Akademik Veri Yönetim Sistemi
MECHANICS BASED DESIGN OF STRUCTURES AND MACHINES, 2025 (SCI-Expanded)
In this study, the torsional vibration behavior of viscoelastic nanorods under elastic boundary conditions is analyzed using nonlocal strain gradient theory. The governing equations are derived and solved using Fourier series and Stokes transforms to obtain a semi-analytical solution. The influence of damping on size-dependent torsional response is examined, with significant effects observed in highly damped systems. Moreover, to overcome the computational cost of the analytical method, a Gaussian Process Regression (GPR) model is proposed as a surrogate for predicting torsional frequencies.

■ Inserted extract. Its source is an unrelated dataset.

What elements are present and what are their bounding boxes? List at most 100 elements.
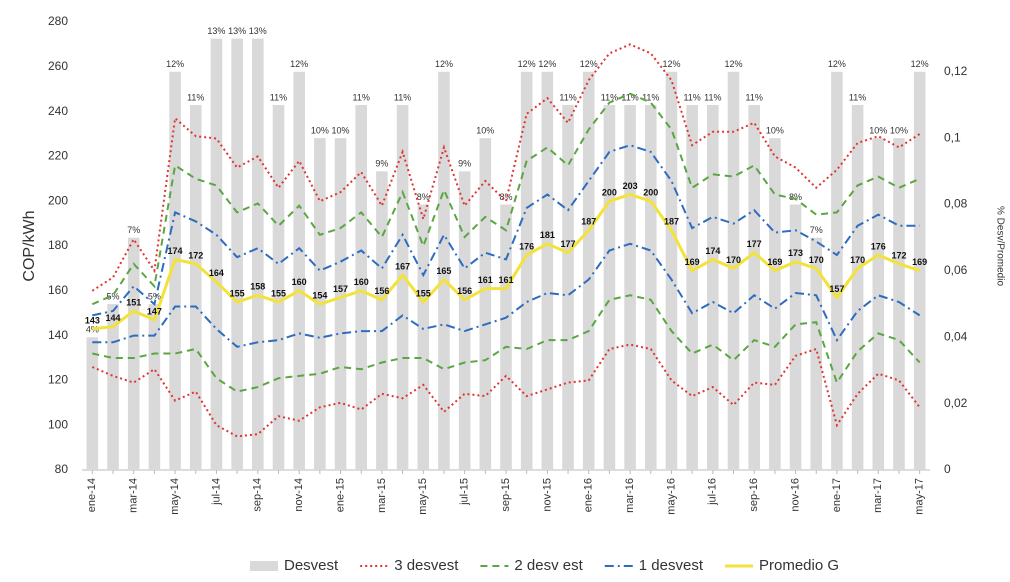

The GPR model demonstrates strong predictive capability across varying material and geometric parameters, offering a practical and efficient alternative. To assess the model's robustness, white noise was introduced at 5%, 10%, and 15% levels; the GPR maintained R2 values above 0.96, indicating high accuracy under uncertainty. A Shapley Additive Explanations (SHAP) analysis was also conducted to interpret the model, revealing that viscous damping is the most influential parameter affecting frequency. Overall, the GPR model offers an accurate, noise-resilient, and interpretable approach for analyzing the dynamic behavior of viscoelastic nanorods.